In that regard, it is important to point out that today’s CJEU judgement on the topic of SCCs is to be read broader than EU to US transfers, as it essentially applies to all EU transfers to third countries. In light of the Schrems II case, however, the focus is on transfers between the EU and the US.
Nonetheless, the CJEU confirms the earlier opinion of the AG by reiterating the difference between an adequacy decision (such as the EU-US Privacy Shield) and SCCs. Even through both are deemed adequate safeguards for third country data transfers under the GDPR, they vary significantly due to the fact that the purpose of an adequacy decision is to find that a third country ensures a level of protection that is largely equivalent to that of the EU, whereas SCCs must ensure such a level of protection by contractual means. This difference is key for understanding why the CJEU subsequently held that SCCs are not invalid in itself. What is important, however, is how these SCCs are implemented in practice and to what extent supervisory authorities play their part.
In short, yes. The main issue is whether the clauses included in the SCCs are properly abided by – both by the parties to the SCCs and authorities who may interfere on the basis of wide powers bestowed upon them through national legislation.
The CJEU reiterates that it is the responsibility of supervisory authorities to suspend or prohibit a transfer of data to a third country pursuant to SCCs, if, in the view of that supervisory authority and in the light of all the circumstances of that transfer, those clauses are not or cannot be complied with in that third country and the protection of the data transferred that is required by EU law, cannot be ensured by other means.
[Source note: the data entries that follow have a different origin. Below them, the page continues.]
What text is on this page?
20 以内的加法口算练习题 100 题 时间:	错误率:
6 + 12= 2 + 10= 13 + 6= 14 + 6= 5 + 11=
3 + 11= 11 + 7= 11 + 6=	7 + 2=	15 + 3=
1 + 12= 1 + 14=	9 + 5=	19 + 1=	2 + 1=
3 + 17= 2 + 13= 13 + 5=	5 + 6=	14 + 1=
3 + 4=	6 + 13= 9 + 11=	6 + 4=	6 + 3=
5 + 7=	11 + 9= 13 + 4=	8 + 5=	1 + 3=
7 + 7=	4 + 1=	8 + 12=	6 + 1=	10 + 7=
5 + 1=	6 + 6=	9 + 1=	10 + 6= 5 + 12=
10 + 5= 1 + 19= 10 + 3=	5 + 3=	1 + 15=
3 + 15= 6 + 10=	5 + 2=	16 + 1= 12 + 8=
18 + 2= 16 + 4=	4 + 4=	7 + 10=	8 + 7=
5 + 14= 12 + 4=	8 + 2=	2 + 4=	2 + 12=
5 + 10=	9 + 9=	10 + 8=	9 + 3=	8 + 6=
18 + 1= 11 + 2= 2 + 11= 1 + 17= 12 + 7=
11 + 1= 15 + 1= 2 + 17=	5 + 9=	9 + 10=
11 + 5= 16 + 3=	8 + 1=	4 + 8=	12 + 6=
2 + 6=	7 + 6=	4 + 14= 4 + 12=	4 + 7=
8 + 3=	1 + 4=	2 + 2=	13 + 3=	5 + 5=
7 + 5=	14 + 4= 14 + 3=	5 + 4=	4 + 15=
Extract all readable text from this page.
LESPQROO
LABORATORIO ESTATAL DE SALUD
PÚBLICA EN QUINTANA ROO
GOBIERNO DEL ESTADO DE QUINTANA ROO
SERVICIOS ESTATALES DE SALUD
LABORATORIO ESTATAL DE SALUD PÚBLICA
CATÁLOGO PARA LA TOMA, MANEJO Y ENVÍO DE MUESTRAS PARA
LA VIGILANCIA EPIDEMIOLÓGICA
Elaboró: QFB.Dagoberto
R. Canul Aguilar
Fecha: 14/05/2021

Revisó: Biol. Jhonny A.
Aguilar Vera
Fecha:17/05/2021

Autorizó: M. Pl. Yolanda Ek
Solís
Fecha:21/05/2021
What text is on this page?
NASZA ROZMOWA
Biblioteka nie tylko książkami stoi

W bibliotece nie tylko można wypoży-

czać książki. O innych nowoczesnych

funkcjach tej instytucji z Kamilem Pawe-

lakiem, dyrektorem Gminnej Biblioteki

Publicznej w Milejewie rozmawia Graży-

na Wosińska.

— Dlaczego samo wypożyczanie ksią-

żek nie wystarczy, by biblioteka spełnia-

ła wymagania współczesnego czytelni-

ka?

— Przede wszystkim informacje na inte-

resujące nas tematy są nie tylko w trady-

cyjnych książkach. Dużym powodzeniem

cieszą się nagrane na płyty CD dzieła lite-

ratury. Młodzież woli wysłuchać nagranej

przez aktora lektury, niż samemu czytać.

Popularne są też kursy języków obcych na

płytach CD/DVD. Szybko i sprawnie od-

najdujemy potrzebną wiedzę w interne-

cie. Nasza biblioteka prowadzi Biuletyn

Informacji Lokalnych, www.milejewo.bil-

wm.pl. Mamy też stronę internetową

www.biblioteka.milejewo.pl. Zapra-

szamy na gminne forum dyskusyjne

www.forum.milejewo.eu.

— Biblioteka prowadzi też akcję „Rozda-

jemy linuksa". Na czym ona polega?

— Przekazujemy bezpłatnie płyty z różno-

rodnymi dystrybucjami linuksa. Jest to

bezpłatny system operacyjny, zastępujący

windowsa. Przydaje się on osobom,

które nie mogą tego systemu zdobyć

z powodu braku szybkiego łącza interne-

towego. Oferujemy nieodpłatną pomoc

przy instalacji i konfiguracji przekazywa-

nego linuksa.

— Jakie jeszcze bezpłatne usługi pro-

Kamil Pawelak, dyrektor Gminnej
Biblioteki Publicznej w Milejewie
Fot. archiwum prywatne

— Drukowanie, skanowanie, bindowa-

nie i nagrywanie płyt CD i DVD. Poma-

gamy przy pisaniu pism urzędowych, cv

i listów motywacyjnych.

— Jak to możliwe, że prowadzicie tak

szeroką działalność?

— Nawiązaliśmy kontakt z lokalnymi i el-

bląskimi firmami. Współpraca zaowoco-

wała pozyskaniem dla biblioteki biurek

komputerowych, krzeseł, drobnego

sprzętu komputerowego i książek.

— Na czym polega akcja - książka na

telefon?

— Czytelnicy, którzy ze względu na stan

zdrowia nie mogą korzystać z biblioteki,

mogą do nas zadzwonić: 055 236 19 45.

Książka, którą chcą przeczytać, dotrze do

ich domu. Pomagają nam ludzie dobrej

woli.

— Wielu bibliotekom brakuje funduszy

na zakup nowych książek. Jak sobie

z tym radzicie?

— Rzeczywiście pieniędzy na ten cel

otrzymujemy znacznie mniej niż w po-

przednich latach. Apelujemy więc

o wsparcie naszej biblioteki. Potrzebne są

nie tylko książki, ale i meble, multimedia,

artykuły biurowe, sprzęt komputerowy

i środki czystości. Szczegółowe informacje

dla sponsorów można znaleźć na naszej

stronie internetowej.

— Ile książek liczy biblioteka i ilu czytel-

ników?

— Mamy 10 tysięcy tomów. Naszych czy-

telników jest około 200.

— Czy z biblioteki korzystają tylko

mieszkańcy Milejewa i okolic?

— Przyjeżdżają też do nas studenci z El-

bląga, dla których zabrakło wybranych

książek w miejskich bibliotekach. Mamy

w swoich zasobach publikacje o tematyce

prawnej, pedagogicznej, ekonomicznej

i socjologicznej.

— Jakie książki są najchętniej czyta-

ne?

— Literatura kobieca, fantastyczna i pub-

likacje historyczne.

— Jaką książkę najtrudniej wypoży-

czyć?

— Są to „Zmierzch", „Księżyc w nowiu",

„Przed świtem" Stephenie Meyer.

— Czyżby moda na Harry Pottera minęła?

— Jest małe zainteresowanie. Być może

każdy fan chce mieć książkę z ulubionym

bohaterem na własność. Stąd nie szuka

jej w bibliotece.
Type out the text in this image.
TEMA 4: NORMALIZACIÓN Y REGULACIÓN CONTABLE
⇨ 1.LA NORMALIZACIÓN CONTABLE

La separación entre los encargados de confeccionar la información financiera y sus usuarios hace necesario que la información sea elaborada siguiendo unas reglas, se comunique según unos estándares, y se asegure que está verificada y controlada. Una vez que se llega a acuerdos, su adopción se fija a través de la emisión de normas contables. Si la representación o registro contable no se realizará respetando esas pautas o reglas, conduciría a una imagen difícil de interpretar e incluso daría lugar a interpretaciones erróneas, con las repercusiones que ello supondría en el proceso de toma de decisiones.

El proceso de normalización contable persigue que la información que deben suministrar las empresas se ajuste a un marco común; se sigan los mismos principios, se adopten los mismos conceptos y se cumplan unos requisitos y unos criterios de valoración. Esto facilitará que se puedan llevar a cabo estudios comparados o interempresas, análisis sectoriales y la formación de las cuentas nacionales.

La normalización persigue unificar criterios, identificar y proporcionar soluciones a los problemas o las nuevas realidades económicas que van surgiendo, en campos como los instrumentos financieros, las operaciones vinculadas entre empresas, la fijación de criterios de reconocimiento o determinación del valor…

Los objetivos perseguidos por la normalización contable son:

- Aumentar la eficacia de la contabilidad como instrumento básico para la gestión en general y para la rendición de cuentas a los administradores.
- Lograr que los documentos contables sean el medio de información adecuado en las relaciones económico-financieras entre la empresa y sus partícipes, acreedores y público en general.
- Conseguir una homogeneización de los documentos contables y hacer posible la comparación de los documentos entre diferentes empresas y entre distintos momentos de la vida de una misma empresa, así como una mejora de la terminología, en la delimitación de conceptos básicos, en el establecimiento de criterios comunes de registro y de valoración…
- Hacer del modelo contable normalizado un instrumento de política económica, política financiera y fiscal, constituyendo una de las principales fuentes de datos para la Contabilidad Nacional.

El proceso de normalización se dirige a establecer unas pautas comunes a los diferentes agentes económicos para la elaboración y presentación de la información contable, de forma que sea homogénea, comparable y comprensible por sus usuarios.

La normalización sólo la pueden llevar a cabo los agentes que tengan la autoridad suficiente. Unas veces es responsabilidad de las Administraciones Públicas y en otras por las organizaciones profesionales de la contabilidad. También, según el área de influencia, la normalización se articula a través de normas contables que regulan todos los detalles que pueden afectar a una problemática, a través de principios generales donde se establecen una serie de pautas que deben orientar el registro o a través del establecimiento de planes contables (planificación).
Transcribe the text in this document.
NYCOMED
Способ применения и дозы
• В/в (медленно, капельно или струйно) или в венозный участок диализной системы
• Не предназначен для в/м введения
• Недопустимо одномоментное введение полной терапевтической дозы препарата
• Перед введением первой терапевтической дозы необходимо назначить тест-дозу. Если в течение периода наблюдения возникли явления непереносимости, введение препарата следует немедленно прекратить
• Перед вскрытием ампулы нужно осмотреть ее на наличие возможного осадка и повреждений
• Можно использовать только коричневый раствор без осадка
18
The CJEU stresses throughout its judgement that supervisory authorities must proactively monitor transfers to third countries and recognize their responsibility towards ensuring the right to privacy and data protection.
But, interestingly, the CJEU also points out that, as a first step, EU organizations and third country recipients of personal data have an obligation to review the law in the respective third country. SCCs can only be used if no conflicting national laws are evident. This puts a wide obligation on organizations to take part in the ‘chain of responsibility’, the consequences of which are currently not yet clear.
It follows from the above that a departure from the status quo, where supervisory authorities do not always actively take a stand with regard to dubious data transfers and where organizations could rely on EU-US Privacy Shield certifications, is evident. The exact extent to which today’s judgement will have an impact on business throughout the EU and beyond, is difficult to grasp.
What is certain is that organizations will need to explore options alternative to the EU-US Privacy Shield. The use of SCCs is now subject to stricter rules as well. Especially transfer to the US are likely to involve serious risks if based on SCCs, due to the validity of those SCCs in light of the CJEU’s findings today.
Other options do exist, such as derogations under Article 49 GDPR. For example, through the use of explicit consent to the transfer. But these derogations do not always offer the same degree of certainty for businesses and include many conditions. Nonetheless, today’s CJEU judgement seems to be a step in the right direction in terms of the protection of personal data. For businesses, it will require even more careful consideration to avoid illegal data transfers to third countries.